IAS 37 defines an onerous contract as a contract in which the unavoidable costs of meeting the obligations under the contract exceed the economic benefits expected to be received under it. IAS 37 also states that the unavoidable costs under a contract reflect the least net cost of exiting from the contract, which is the lower of the cost of fulfilling it and any compensation or penalties arising from failure to fulfill it. However, IAS 37 does not specify which costs to include in determining the cost of fulfilling a contract.
The IFRS Interpretations Committee (Committee) received a request to clarify which costs to include in determining the cost of fulfilling a contract.
What triggered this amendmentThe Committee observed that there were different views on which costs to include applying IAS 37. Such different views could lead to material differences in the financial statements of entities that enter into some types of contracts. Consequently, the Committee recommended that the Board clarify which costs to include in determining the cost of fulfilling a contract.
The Committee’s research on IAS 37 also identified that operating leases (as defined in IAS 17 Leases) made up a significant proportion of the contracts identified as onerous applying IAS 37. The volume of leases that lessees account for similarly to operating leases decreased significantly when IFRS 16 Leases became effective
What is an onerous contract
This Standard defines an onerous contract as a contract in which the unavoidable costs of meeting the obligations under the contract exceed the economic benefits expected to be received under it. The unavoidable costs under a contract reflect the least net cost of exiting from the contract, which is the lower of the cost of fulfilling it and any compensation or penalties arising from failure to fulfill it. The cost of fulfilling a contract comprises the costs that relate directly to the contract.
What is the change
IAS 37 has been amended to specify only direct costs related to a contract need to be considered in determining the costs in an onerous contract. Examples of costs that relate directly to a contract to provide goods or services include:
- direct labor (for example, salaries and wages of employees who manufacture and deliver the goods or provide the services directly to the counterparty);
- direct materials (for example, supplies used in fulfilling the contract);
- allocations of costs that relate directly to contract activities (for example, costs of contract management and supervision; insurance; and depreciation of tools, equipment and right-of-use assets used in fulfilling the contract);
- costs explicitly chargeable to the counterparty under the contract; and
- other costs incurred only because an entity entered into the contract (for example, payments to subcontractors).

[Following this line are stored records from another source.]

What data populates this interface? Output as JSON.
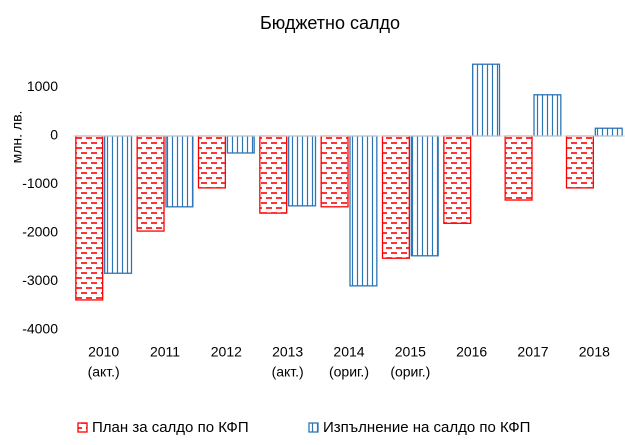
{
  "chart_data": {
    "type": "bar",
    "title": "Бюджетно салдо",
    "y_label": "млн. лв.",
    "categories": [
      "2010",
      "2011",
      "2012",
      "2013",
      "2014",
      "2015",
      "2016",
      "2017",
      "2018"
    ],
    "category_notes": [
      "(акт.)",
      null,
      null,
      "(акт.)",
      "(ориг.)",
      "(ориг.)",
      null,
      null,
      null
    ],
    "series": [
      {
        "name": "План за салдо по КФП",
        "color": "#ff0000",
        "values": [
          -3380,
          -1960,
          -1070,
          -1590,
          -1460,
          -2520,
          -1800,
          -1320,
          -1070
        ]
      },
      {
        "name": "Изпълнение на салдо по КФП",
        "color": "#2e75b6",
        "values": [
          -2830,
          -1460,
          -350,
          -1440,
          -3090,
          -2470,
          1480,
          850,
          160
        ]
      }
    ],
    "ylim": [
      -4000,
      1500
    ],
    "yticks": [
      -4000,
      -3000,
      -2000,
      -1000,
      0,
      1000
    ],
    "legend": "bottom"
  }
}
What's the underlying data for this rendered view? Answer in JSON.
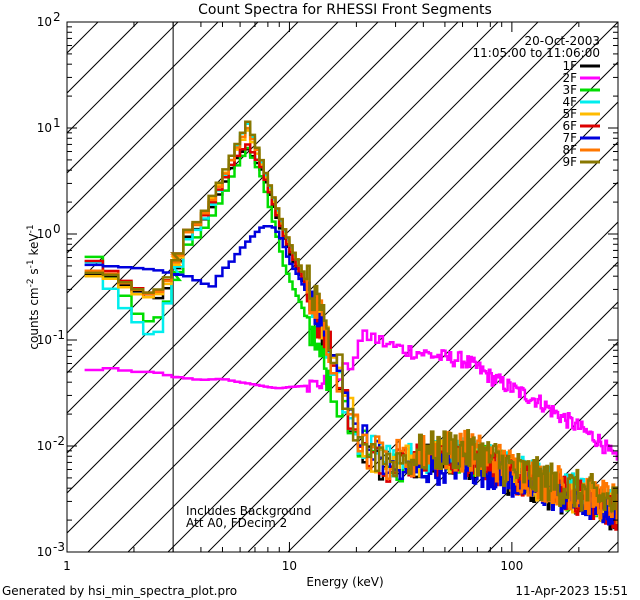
{
  "chart_data": {
    "type": "line",
    "title": "Count Spectra for RHESSI Front Segments",
    "xlabel": "Energy (keV)",
    "ylabel_parts": {
      "a": "counts cm",
      "b": "-2",
      "c": " s",
      "d": "-1",
      "e": " keV",
      "f": "-1"
    },
    "xscale": "log",
    "yscale": "log",
    "xlim": [
      1,
      300
    ],
    "ylim": [
      0.001,
      100
    ],
    "x_tick_labels": [
      {
        "value": 1,
        "label": "1"
      },
      {
        "value": 10,
        "label": "10"
      },
      {
        "value": 100,
        "label": "100"
      }
    ],
    "y_tick_labels": [
      {
        "exp": "-3",
        "value": 0.001
      },
      {
        "exp": "-2",
        "value": 0.01
      },
      {
        "exp": "-1",
        "value": 0.1
      },
      {
        "exp": "0",
        "value": 1
      },
      {
        "exp": "1",
        "value": 10
      },
      {
        "exp": "2",
        "value": 100
      }
    ],
    "y_tick_base": "10",
    "hatched_region": [
      1,
      3
    ],
    "date": "20-Oct-2003",
    "time_range": "11:05:00 to 11:06:00",
    "annotation_line1": "Includes Background",
    "annotation_line2": "Att A0, FDecim 2",
    "footer_left": "Generated by hsi_min_spectra_plot.pro",
    "footer_right": "11-Apr-2023 15:51",
    "legend_position": "top-right",
    "shared_points": [
      [
        6.5,
        7.0
      ],
      [
        7.5,
        4.5
      ],
      [
        8.5,
        2.0
      ],
      [
        9.5,
        1.0
      ],
      [
        10.5,
        0.6
      ],
      [
        11.5,
        0.4
      ],
      [
        12.5,
        0.25
      ],
      [
        13.5,
        0.16
      ],
      [
        14.5,
        0.11
      ],
      [
        15.5,
        0.075
      ],
      [
        16.5,
        0.05
      ],
      [
        17.5,
        0.033
      ],
      [
        18.5,
        0.022
      ],
      [
        19.5,
        0.015
      ],
      [
        21,
        0.011
      ],
      [
        23,
        0.0085
      ],
      [
        25,
        0.0075
      ],
      [
        28,
        0.007
      ],
      [
        32,
        0.0068
      ],
      [
        38,
        0.0075
      ],
      [
        45,
        0.008
      ],
      [
        55,
        0.0085
      ],
      [
        65,
        0.008
      ],
      [
        80,
        0.007
      ],
      [
        100,
        0.0055
      ],
      [
        130,
        0.0045
      ],
      [
        170,
        0.0038
      ],
      [
        220,
        0.0032
      ],
      [
        280,
        0.0027
      ],
      [
        300,
        0.0025
      ]
    ],
    "series": [
      {
        "name": "1F",
        "color": "#000000",
        "points": [
          [
            1.5,
            0.42
          ],
          [
            1.75,
            0.34
          ],
          [
            2.0,
            0.3
          ],
          [
            2.25,
            0.26
          ],
          [
            2.5,
            0.24
          ],
          [
            2.75,
            0.27
          ],
          [
            3.0,
            0.42
          ],
          [
            3.5,
            0.95
          ],
          [
            4.0,
            1.2
          ],
          [
            4.5,
            1.8
          ],
          [
            5.0,
            2.7
          ],
          [
            5.5,
            4.2
          ],
          [
            6.0,
            5.8
          ]
        ],
        "scale": 0.9,
        "noise": 0.35
      },
      {
        "name": "2F",
        "color": "#ff00ff",
        "points": [
          [
            1.2,
            0.05
          ],
          [
            1.5,
            0.055
          ],
          [
            2.0,
            0.05
          ],
          [
            2.5,
            0.05
          ],
          [
            3.0,
            0.045
          ],
          [
            4.0,
            0.042
          ],
          [
            5.0,
            0.043
          ],
          [
            6.0,
            0.04
          ],
          [
            7.0,
            0.038
          ],
          [
            8.0,
            0.036
          ],
          [
            9.0,
            0.035
          ],
          [
            10.0,
            0.036
          ],
          [
            12.0,
            0.037
          ],
          [
            15.0,
            0.04
          ],
          [
            17.0,
            0.045
          ],
          [
            19.0,
            0.06
          ],
          [
            21.0,
            0.1
          ],
          [
            23.0,
            0.11
          ],
          [
            25.0,
            0.1
          ],
          [
            30.0,
            0.085
          ],
          [
            40.0,
            0.075
          ],
          [
            50.0,
            0.068
          ],
          [
            60.0,
            0.065
          ],
          [
            70.0,
            0.055
          ],
          [
            80.0,
            0.045
          ],
          [
            100.0,
            0.035
          ],
          [
            130.0,
            0.027
          ],
          [
            160.0,
            0.02
          ],
          [
            200.0,
            0.015
          ],
          [
            250.0,
            0.011
          ],
          [
            300.0,
            0.007
          ]
        ],
        "noise": 0.15
      },
      {
        "name": "3F",
        "color": "#00dd00",
        "points": [
          [
            1.2,
            0.8
          ],
          [
            1.5,
            0.42
          ],
          [
            1.75,
            0.3
          ],
          [
            2.0,
            0.19
          ],
          [
            2.25,
            0.15
          ],
          [
            2.5,
            0.15
          ],
          [
            2.75,
            0.2
          ],
          [
            3.0,
            0.32
          ],
          [
            3.5,
            0.8
          ],
          [
            4.0,
            1.0
          ],
          [
            4.5,
            1.5
          ],
          [
            5.0,
            2.2
          ],
          [
            5.5,
            3.5
          ],
          [
            6.0,
            5.0
          ],
          [
            6.5,
            6.5
          ],
          [
            7.5,
            3.5
          ],
          [
            8.5,
            1.3
          ],
          [
            9.5,
            0.5
          ],
          [
            10.5,
            0.3
          ],
          [
            11.5,
            0.2
          ],
          [
            12.5,
            0.12
          ],
          [
            13.5,
            0.08
          ],
          [
            14.5,
            0.055
          ],
          [
            15.5,
            0.04
          ],
          [
            16.5,
            0.028
          ],
          [
            17.5,
            0.02
          ],
          [
            18.5,
            0.014
          ]
        ],
        "scale": 1.0,
        "noise": 0.35
      },
      {
        "name": "4F",
        "color": "#00eeee",
        "points": [
          [
            1.2,
            0.75
          ],
          [
            1.5,
            0.35
          ],
          [
            1.75,
            0.22
          ],
          [
            2.0,
            0.16
          ],
          [
            2.25,
            0.12
          ],
          [
            2.5,
            0.1
          ],
          [
            2.75,
            0.18
          ],
          [
            3.0,
            0.36
          ],
          [
            3.5,
            0.9
          ],
          [
            4.0,
            1.2
          ],
          [
            4.5,
            1.9
          ],
          [
            5.0,
            3.0
          ],
          [
            5.5,
            5.0
          ],
          [
            6.0,
            8.0
          ],
          [
            6.5,
            11.0
          ]
        ],
        "scale": 1.05,
        "noise": 0.35
      },
      {
        "name": "5F",
        "color": "#ffbb00",
        "points": [
          [
            1.5,
            0.4
          ],
          [
            1.75,
            0.33
          ],
          [
            2.0,
            0.28
          ],
          [
            2.25,
            0.25
          ],
          [
            2.5,
            0.26
          ],
          [
            2.75,
            0.3
          ],
          [
            3.0,
            0.45
          ],
          [
            3.5,
            1.05
          ],
          [
            4.0,
            1.3
          ],
          [
            4.5,
            2.2
          ],
          [
            5.0,
            3.3
          ],
          [
            5.5,
            5.0
          ],
          [
            6.0,
            7.0
          ],
          [
            6.5,
            9.5
          ]
        ],
        "scale": 1.0,
        "noise": 0.35
      },
      {
        "name": "6F",
        "color": "#dd0000",
        "points": [
          [
            1.2,
            0.62
          ],
          [
            1.5,
            0.48
          ],
          [
            1.75,
            0.38
          ],
          [
            2.0,
            0.32
          ],
          [
            2.25,
            0.28
          ],
          [
            2.5,
            0.28
          ],
          [
            2.75,
            0.32
          ],
          [
            3.0,
            0.5
          ],
          [
            3.5,
            1.1
          ],
          [
            4.0,
            1.3
          ],
          [
            4.5,
            2.0
          ],
          [
            5.0,
            3.0
          ],
          [
            5.5,
            4.5
          ],
          [
            6.0,
            6.0
          ],
          [
            6.5,
            7.0
          ]
        ],
        "scale": 0.95,
        "noise": 0.35
      },
      {
        "name": "7F",
        "color": "#0000dd",
        "points": [
          [
            1.2,
            0.52
          ],
          [
            1.5,
            0.5
          ],
          [
            2.0,
            0.48
          ],
          [
            2.5,
            0.46
          ],
          [
            3.0,
            0.42
          ],
          [
            3.5,
            0.4
          ],
          [
            4.0,
            0.35
          ],
          [
            4.5,
            0.32
          ],
          [
            5.0,
            0.45
          ],
          [
            5.5,
            0.55
          ],
          [
            6.0,
            0.7
          ],
          [
            6.5,
            0.85
          ],
          [
            7.0,
            1.0
          ],
          [
            7.5,
            1.15
          ],
          [
            8.0,
            1.2
          ],
          [
            8.5,
            1.15
          ],
          [
            9.0,
            1.0
          ],
          [
            9.5,
            0.75
          ],
          [
            10.0,
            0.55
          ],
          [
            11.0,
            0.4
          ],
          [
            12.0,
            0.28
          ],
          [
            13.0,
            0.18
          ],
          [
            14.0,
            0.13
          ],
          [
            15.0,
            0.09
          ],
          [
            16.0,
            0.06
          ],
          [
            17.0,
            0.04
          ],
          [
            18.0,
            0.028
          ],
          [
            19.0,
            0.02
          ],
          [
            21.0,
            0.013
          ],
          [
            23.0,
            0.01
          ],
          [
            25.0,
            0.008
          ],
          [
            28.0,
            0.006
          ],
          [
            32.0,
            0.0055
          ],
          [
            38.0,
            0.006
          ],
          [
            45.0,
            0.006
          ],
          [
            55.0,
            0.0065
          ],
          [
            65.0,
            0.006
          ],
          [
            80.0,
            0.0055
          ],
          [
            100.0,
            0.0045
          ],
          [
            130.0,
            0.0038
          ],
          [
            170.0,
            0.0032
          ],
          [
            220.0,
            0.0028
          ],
          [
            280.0,
            0.0024
          ],
          [
            300.0,
            0.0022
          ]
        ],
        "noise": 0.3
      },
      {
        "name": "8F",
        "color": "#ff7700",
        "points": [
          [
            1.5,
            0.45
          ],
          [
            1.75,
            0.36
          ],
          [
            2.0,
            0.31
          ],
          [
            2.25,
            0.27
          ],
          [
            2.5,
            0.27
          ],
          [
            2.75,
            0.32
          ],
          [
            3.0,
            0.48
          ],
          [
            3.5,
            1.05
          ],
          [
            4.0,
            1.35
          ],
          [
            4.5,
            2.1
          ],
          [
            5.0,
            3.2
          ],
          [
            5.5,
            5.0
          ],
          [
            6.0,
            7.5
          ],
          [
            6.5,
            10.0
          ]
        ],
        "scale": 1.1,
        "noise": 0.4
      },
      {
        "name": "9F",
        "color": "#887700",
        "points": [
          [
            1.5,
            0.43
          ],
          [
            1.75,
            0.37
          ],
          [
            2.0,
            0.31
          ],
          [
            2.25,
            0.28
          ],
          [
            2.5,
            0.28
          ],
          [
            2.75,
            0.35
          ],
          [
            3.0,
            0.5
          ],
          [
            3.5,
            1.1
          ],
          [
            4.0,
            1.4
          ],
          [
            4.5,
            2.3
          ],
          [
            5.0,
            3.5
          ],
          [
            5.5,
            5.5
          ],
          [
            6.0,
            8.0
          ],
          [
            6.5,
            11.5
          ]
        ],
        "scale": 1.1,
        "noise": 0.4
      }
    ]
  }
}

- General and administrative costs do not relate directly to a contract unless they are explicitly chargeable to the counterparty under the contract.
The Board decided not to propose any new disclosure requirements. This is because:
- the proposed amendments are narrow in scope. They would not change the underlying principles or general requirements for onerous contracts.
- onerous contracts previously in the scope of IAS 11 are now in the scope of IAS 37. IAS 11 did not contain disclosure requirements specifically for onerous contracts, so applying IAS 37 does not result in a loss of information about those contracts.
- determining the cost of fulfilling a contract could, in some cases, require the use of estimates. However, this is also the case without the proposed amendments. Paragraph 85(b) of IAS 37 and paragraph 125 of IAS 1 Presentation of Financial Statements already require an entity to disclose particular information about uncertainties.
Should you be applying IAS 8 to effect this change
No, Often a contract will become onerous only once in its lifetime; retrospective application of the proposed amendments applying IAS 8 would therefore not generally provide users of financial statements with trend information. Indeed, information about when a contract becomes onerous is more useful to users than trend information. Users may obtain some useful information that was a retrospective application to highlight a point in the fulfillment of contracts that repeatedly causes an entity’s contracts to become onerous. However, there is no evidence to suggest that this situation is common. Instead, entities can apply the amendments retrospectively from the date of first applying the amendments. The entity shall not restate comparative information. Instead, the entity shall recognize the cumulative effect of initially applying the amendments as an adjustment to the opening balance of retained earnings (or other components of equity, as appropriate) at the date of the initial application.
Effective date - The amendments are effective for annual periods beginning on or after 1 January 2022. Early application is permitted.